Japan Pizza Culture
22 January 2020
Matt Goulding in “Slice of Tokyo: How Japan Became a Pizza Hotspot”:
After passing my final exam before a panel of Naples’ old guard of pizzamakers, I asked the judges who else, besides the Italians, were making good pizzas. Most just smirked and ignored the question, as if it had no reasonable answer. But one of the older gentlemen waited until the conversation moved on before waving me in close:
“Don’t tell anyone I told you this, but the Japanese are making better pizzas than we are.”
I had, indeed, a wonderful Margherita at Seirinkan while I was in Tokyo three years ago.

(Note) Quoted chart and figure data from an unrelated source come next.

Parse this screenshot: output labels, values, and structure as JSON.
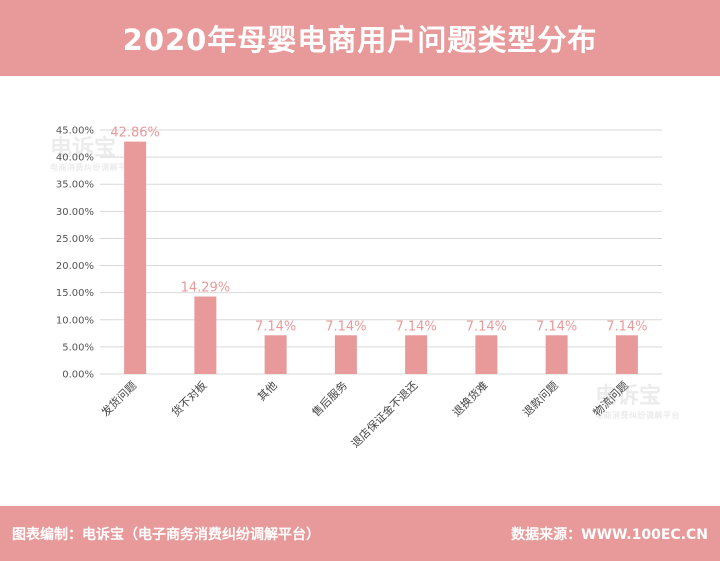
{
  "header": {
    "title": "2020年母婴电商用户问题类型分布"
  },
  "watermark": {
    "brand": "电诉宝",
    "subtitle": "电商消费纠纷调解平台"
  },
  "footer": {
    "source_left": "图表编制：电诉宝（电子商务消费纠纷调解平台）",
    "source_right": "数据来源：WWW.100EC.CN"
  },
  "colors": {
    "banner": "#e89a9a",
    "bar": "#e89a9a",
    "label": "#e89a9a",
    "grid": "#d9d9d9"
  },
  "chart_data": {
    "type": "bar",
    "categories": [
      "发货问题",
      "货不对板",
      "其他",
      "售后服务",
      "退店保证金不退还",
      "退换货难",
      "退款问题",
      "物流问题"
    ],
    "values": [
      42.86,
      14.29,
      7.14,
      7.14,
      7.14,
      7.14,
      7.14,
      7.14
    ],
    "data_labels": [
      "42.86%",
      "14.29%",
      "7.14%",
      "7.14%",
      "7.14%",
      "7.14%",
      "7.14%",
      "7.14%"
    ],
    "yticks": [
      "0.00%",
      "5.00%",
      "10.00%",
      "15.00%",
      "20.00%",
      "25.00%",
      "30.00%",
      "35.00%",
      "40.00%",
      "45.00%"
    ],
    "ylim": [
      0,
      45
    ],
    "grid": true,
    "legend": "none"
  }
}
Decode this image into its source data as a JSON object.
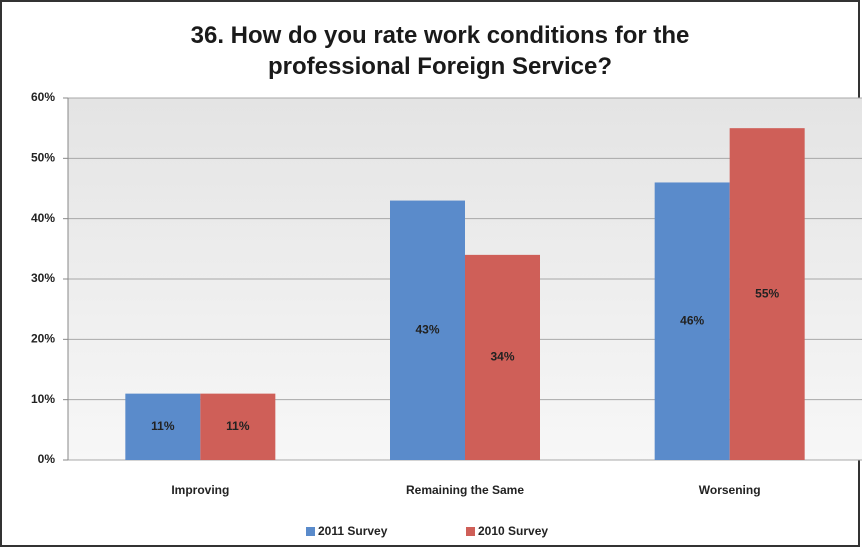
{
  "chart_data": {
    "type": "bar",
    "title": "36.  How do you rate work conditions for the professional Foreign Service?",
    "categories": [
      "Improving",
      "Remaining the Same",
      "Worsening"
    ],
    "series": [
      {
        "name": "2011 Survey",
        "color": "#5a8bcb",
        "values": [
          11,
          43,
          46
        ],
        "value_labels": [
          "11%",
          "43%",
          "46%"
        ]
      },
      {
        "name": "2010 Survey",
        "color": "#cf5f58",
        "values": [
          11,
          34,
          55
        ],
        "value_labels": [
          "11%",
          "34%",
          "55%"
        ]
      }
    ],
    "ylim": [
      0,
      60
    ],
    "yticks": [
      {
        "value": 0,
        "label": "0%"
      },
      {
        "value": 10,
        "label": "10%"
      },
      {
        "value": 20,
        "label": "20%"
      },
      {
        "value": 30,
        "label": "30%"
      },
      {
        "value": 40,
        "label": "40%"
      },
      {
        "value": 50,
        "label": "50%"
      },
      {
        "value": 60,
        "label": "60%"
      }
    ],
    "grid": true
  }
}
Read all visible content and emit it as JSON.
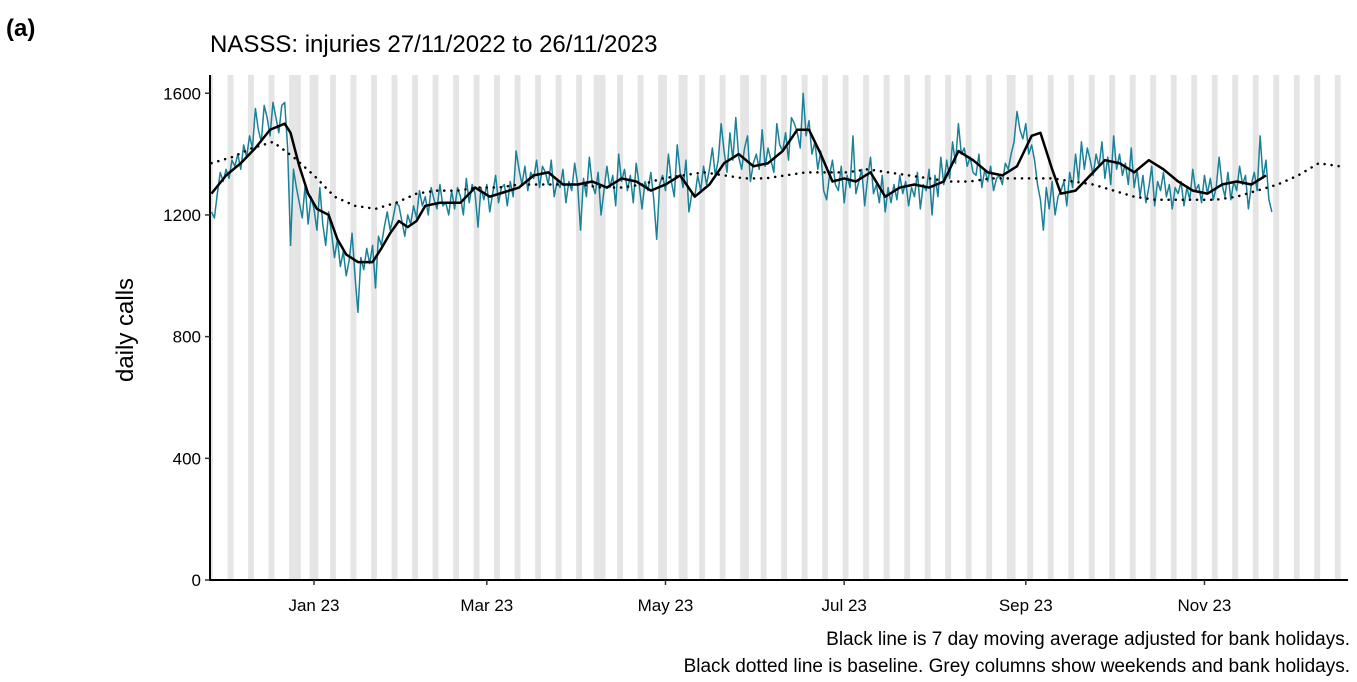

Related, from one of my favorite essays by Craig Mod on the same subject, “Tokyo Neapolitan: The New Wave of Japanese Pizza”:
“Pizza shops are not quite like bakeries, not quite like restaurants — everything comes together in a single moment; 60 seconds determine the success or failure of a meal.”
[…]
It turns out the decision to pre-cut a pizza comes with its own philosophical underpinnings
Inoue believes that because a pizza is not perfectly symmetrical in terms of ingredient distribution, each slice is inevitably a little different; there's no way to cut a pizza in a way that perfectly captures its entire essence in a single slice. His ideal is for one person to eat an entire pie on their own, ensuring they experience the full spectrum of flavors.
And also slightly related, a more recent one by the same Craig Mod: “I Walked 600 Miles Across Japan for Pizza Toast”.